If we’re only interested in measuring the similarities between the questions in the dataset (no outside queries), a simple way is to calculate the similarities between every pair of embeddings we have.

PYTHON
1# Choose an example (we'll retrieve others similar to it)
2example_id = 92
3# Retrieve nearest neighbors
4similar_item_ids = search_index.get_nns_by_item(example_id,10,
5 include_distances=True)
6# Format and print the text and distances
7results = pd.DataFrame(data={'texts': df.iloc[similar_item_ids[0]]['text'],
8 'distance': similar_item_ids[1]}).drop(example_id)
9print(f"Question:'{df.iloc[example_id]['text']}'\nNearest neighbors:")
10results
PYTHON
1# Output:
2Question:'What are bear and bull markets ?'
3Nearest neighbors:
textsdistance
614What animals do you find in the stock market ?0.896121
137What are equity securities ?0.970260
601What is “ the bear of beers ” ?0.978348
307What does NASDAQ stand for ?0.997819
683What is the rarest coin ?1.027727
112What are the world ‘s four oceans ?1.049661
864When did the Dow first reach ?1.050362
547Where can stocks be traded on-line ?1.053685
871What are the Benelux countries ?1.054899

4b.
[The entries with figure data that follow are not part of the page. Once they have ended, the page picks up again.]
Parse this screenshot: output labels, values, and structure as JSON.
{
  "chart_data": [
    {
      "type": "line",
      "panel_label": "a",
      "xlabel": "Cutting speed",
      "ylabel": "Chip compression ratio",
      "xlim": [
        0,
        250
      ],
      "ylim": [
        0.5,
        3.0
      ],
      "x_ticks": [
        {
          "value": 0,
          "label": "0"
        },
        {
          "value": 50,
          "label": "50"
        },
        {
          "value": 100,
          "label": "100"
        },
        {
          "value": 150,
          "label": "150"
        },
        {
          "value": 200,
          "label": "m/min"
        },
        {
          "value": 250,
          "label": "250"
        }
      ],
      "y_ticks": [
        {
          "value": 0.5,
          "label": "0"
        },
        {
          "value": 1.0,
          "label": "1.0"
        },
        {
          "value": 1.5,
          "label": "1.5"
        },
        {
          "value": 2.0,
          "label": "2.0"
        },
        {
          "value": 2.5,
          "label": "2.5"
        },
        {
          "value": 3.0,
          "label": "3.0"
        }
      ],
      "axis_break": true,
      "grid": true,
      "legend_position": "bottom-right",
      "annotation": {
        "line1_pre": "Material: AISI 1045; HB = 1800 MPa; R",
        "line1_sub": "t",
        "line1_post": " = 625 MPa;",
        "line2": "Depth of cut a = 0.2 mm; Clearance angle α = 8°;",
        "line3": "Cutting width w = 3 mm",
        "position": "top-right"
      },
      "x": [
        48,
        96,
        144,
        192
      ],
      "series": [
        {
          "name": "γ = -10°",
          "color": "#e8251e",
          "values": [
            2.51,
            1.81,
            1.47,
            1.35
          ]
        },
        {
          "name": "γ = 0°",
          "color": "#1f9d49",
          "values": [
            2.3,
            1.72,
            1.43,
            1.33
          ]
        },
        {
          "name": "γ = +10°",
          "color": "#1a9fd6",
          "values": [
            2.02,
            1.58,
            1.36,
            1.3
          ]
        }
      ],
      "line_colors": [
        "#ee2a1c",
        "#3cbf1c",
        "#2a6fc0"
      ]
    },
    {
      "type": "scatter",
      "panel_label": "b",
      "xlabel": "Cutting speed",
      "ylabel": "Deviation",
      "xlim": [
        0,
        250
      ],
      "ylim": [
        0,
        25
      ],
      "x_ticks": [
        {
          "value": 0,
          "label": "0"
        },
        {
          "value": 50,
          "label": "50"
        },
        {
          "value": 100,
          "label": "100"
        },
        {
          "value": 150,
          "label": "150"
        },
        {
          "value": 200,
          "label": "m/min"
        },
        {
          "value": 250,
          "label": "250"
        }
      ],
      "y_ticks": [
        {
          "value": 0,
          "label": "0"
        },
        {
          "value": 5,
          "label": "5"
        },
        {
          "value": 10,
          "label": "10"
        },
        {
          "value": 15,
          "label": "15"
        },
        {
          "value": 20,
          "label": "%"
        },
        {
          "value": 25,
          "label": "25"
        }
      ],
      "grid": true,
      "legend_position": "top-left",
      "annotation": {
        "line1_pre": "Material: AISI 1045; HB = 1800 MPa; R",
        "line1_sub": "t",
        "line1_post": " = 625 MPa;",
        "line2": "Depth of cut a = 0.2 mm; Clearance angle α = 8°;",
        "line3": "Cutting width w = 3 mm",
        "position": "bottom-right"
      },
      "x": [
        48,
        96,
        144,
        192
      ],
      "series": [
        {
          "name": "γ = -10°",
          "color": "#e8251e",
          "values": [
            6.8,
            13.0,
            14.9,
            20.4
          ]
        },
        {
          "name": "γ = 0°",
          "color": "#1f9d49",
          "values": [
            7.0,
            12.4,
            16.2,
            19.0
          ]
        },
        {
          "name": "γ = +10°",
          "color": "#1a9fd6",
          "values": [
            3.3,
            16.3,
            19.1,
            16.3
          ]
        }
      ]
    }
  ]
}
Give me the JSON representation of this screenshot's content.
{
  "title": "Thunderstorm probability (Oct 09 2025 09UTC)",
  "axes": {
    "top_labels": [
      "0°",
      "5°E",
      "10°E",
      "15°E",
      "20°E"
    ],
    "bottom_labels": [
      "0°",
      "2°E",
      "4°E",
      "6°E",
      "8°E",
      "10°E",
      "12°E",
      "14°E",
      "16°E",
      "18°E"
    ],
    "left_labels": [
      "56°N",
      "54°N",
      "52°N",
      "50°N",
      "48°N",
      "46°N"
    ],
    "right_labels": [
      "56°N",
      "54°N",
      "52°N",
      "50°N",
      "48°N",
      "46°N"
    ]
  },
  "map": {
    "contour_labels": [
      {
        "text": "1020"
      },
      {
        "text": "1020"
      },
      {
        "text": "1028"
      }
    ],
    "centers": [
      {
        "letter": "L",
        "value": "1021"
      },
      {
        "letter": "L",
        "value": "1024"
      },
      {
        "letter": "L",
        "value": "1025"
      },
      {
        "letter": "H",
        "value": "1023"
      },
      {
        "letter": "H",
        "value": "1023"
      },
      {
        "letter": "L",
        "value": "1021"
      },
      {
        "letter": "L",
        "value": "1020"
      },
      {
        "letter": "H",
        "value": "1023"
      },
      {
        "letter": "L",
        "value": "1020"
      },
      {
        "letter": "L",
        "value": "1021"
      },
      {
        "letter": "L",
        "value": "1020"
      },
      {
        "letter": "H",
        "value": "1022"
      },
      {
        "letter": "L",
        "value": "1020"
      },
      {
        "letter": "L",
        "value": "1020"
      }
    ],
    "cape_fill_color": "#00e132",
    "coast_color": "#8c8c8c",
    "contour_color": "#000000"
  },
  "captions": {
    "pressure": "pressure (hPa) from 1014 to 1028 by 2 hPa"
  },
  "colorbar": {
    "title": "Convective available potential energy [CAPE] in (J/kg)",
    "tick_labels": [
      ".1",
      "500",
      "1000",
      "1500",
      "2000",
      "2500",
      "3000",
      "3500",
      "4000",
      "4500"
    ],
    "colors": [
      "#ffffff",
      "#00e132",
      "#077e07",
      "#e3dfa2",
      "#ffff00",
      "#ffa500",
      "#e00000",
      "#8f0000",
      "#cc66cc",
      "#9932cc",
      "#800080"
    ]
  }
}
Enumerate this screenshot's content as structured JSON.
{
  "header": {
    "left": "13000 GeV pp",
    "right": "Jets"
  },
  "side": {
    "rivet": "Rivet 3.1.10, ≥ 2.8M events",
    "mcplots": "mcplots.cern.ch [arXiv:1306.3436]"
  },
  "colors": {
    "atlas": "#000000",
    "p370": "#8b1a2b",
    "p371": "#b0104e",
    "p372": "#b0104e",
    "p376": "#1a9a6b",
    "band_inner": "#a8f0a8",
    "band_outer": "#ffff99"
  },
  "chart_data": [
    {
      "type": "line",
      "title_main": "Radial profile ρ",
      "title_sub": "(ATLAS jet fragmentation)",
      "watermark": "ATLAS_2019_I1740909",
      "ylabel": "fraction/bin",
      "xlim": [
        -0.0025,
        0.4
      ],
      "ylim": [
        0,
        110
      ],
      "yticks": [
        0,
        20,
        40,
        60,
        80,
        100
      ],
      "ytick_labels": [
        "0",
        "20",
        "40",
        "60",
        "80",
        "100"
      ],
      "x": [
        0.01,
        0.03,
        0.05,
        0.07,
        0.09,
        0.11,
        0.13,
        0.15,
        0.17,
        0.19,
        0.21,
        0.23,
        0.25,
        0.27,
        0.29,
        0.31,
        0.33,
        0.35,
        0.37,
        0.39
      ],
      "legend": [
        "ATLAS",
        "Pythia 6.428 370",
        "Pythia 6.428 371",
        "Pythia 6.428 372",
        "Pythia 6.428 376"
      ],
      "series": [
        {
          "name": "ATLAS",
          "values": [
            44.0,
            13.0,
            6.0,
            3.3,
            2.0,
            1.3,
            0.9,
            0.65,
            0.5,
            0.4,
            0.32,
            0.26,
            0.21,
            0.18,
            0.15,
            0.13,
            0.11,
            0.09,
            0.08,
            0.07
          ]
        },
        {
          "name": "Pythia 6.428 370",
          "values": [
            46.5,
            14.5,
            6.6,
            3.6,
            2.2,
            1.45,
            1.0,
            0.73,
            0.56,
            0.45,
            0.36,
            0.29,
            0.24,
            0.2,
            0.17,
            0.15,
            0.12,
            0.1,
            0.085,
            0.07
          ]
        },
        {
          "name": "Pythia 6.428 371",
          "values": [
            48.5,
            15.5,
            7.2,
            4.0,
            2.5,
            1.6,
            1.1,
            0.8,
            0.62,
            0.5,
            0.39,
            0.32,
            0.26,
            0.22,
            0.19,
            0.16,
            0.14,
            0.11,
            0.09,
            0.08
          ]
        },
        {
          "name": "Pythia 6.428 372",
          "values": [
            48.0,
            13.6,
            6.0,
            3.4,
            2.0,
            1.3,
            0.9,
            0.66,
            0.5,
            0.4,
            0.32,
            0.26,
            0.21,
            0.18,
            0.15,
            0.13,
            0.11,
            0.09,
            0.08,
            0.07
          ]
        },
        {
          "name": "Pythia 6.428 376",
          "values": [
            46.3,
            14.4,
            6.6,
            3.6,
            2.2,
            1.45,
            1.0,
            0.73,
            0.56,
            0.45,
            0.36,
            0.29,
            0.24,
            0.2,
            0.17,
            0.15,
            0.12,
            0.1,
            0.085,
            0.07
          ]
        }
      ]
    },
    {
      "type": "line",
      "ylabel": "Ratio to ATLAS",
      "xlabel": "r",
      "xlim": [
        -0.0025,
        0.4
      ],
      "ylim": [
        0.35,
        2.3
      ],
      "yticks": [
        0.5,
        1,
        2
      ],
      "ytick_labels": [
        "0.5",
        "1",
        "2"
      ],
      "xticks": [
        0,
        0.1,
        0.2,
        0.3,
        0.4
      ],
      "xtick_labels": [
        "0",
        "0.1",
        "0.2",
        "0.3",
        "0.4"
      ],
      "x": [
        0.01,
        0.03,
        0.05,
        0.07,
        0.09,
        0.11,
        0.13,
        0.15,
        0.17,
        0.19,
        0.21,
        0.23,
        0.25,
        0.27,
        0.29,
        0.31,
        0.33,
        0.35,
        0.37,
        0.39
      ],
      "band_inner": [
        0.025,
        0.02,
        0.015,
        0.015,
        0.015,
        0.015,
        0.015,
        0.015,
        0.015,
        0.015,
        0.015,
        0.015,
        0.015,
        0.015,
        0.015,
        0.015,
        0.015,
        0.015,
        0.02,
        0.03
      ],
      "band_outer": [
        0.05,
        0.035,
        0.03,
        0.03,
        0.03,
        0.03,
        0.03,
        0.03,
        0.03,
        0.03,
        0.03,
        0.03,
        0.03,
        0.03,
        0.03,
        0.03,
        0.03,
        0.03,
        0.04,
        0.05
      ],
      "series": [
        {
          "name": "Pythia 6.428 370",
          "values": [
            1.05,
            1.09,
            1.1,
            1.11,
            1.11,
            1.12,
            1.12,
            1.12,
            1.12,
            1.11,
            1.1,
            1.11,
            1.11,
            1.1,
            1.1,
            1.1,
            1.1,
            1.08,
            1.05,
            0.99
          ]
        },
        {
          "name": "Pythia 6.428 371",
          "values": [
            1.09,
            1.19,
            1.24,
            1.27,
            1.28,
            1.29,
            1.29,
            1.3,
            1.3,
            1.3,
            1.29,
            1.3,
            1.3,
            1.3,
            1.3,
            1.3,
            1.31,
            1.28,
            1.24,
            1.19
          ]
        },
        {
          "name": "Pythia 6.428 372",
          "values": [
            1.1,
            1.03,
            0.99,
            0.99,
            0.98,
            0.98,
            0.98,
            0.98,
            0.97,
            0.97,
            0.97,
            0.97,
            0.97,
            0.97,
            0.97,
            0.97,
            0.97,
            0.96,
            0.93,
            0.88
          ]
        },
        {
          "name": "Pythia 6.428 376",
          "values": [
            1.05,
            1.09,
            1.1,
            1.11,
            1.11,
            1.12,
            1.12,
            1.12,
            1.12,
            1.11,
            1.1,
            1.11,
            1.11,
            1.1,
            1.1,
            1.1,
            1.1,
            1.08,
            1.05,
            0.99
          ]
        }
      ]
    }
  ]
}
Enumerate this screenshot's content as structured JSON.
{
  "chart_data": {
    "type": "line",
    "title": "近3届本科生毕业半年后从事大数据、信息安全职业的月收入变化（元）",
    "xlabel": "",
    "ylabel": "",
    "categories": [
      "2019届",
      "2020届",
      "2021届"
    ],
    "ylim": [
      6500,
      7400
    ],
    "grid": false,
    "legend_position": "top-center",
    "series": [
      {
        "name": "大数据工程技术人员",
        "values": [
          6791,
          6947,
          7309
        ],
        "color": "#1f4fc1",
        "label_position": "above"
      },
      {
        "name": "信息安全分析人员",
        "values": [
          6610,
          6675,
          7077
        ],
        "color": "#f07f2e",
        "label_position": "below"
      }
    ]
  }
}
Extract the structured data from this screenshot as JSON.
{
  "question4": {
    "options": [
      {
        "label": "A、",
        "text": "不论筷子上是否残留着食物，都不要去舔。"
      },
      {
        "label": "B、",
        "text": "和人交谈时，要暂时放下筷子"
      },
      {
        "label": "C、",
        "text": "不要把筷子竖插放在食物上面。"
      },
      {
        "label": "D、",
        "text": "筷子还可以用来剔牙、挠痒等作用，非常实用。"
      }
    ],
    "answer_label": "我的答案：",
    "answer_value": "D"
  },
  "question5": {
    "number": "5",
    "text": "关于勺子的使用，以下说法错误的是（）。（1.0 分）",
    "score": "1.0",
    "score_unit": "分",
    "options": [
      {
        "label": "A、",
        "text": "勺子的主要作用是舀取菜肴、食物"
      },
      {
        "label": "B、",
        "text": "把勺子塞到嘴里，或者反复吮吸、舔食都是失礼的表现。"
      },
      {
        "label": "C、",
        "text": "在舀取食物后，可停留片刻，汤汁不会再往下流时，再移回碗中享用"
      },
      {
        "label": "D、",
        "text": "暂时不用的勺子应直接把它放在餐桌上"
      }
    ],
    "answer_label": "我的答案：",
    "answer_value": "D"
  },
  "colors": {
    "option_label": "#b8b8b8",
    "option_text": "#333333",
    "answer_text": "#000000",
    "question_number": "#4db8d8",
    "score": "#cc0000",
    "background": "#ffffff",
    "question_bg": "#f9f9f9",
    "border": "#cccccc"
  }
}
Find the Neighbours of a User Query

We’re not limited to searching using existing items. If we get a query, we can embed it and find its nearest neighbours from the dataset.

PYTHON
1query = "What is the tallest mountain in the world?"
2
3# Get the query's embedding
4query_embed = co.embed(texts=[query],
5 model="embed-english-v2.0").embeddings
6
7# Retrieve the nearest neighbors
8similar_item_ids = search_index.get_nns_by_vector(query_embed[0],10,
9 include_distances=True)
10# Format the results
11results = pd.DataFrame(data={'texts': df.iloc[similar_item_ids[0]]['text'],
12 'distance': similar_item_ids[1]})
13
14
15print(f"Query:'{query}'\nNearest neighbors:")
16results
textsdistance
236What is the name of the tallest mountain in the world ?0.431913
670What is the highest mountain in the world ?0.436290
907What mountain range is traversed by the highest railroad in the world ?0.715265
435What is the highest peak in Africa ?0.717943
354What ocean is the largest in the world ?0.762917
412What was the highest mountain on earth before Mount Everest was discovered ?0.767649
109Where is the highest point in Japan ?0.784319
114What is the largest snake in the world ?0.789743
656What ‘s the tallest building in New York City ?0.793982
901What ‘s the longest river in the world ?0.794352

5. Visualize the archive

PYTHON
1#@title Plot the archive {display-mode: "form"}
2
3# UMAP reduces the dimensions from 1024 to 2 dimensions that we can plot
4reducer = umap.UMAP(n_neighbors=20)
5umap_embeds = reducer.fit_transform(embeds)
6# Prepare the data to plot and interactive visualization
7# using Altair
8df_explore = pd.DataFrame(data={'text': df['text']})
9df_explore['x'] = umap_embeds[:,0]
10df_explore['y'] = umap_embeds[:,1]
11
12# Plot
13chart = alt.Chart(df_explore).mark_circle(size=60).encode(
14 x=#'x',
15 alt.X('x',
16 scale=alt.Scale(zero=False)
17 ),
18 y=
19 alt.Y('y',
20 scale=alt.Scale(zero=False)
21 ),
22 tooltip=['text']
23).properties(
24 width=700,
25 height=400
26)
27chart.interactive()
topics?

Conclusion

This concludes this introductory guide to semantic search using sentence embeddings. As you continue the path of building a search product additional considerations arise (like dealing with long texts, or training to better improve the embeddings for a specific use case).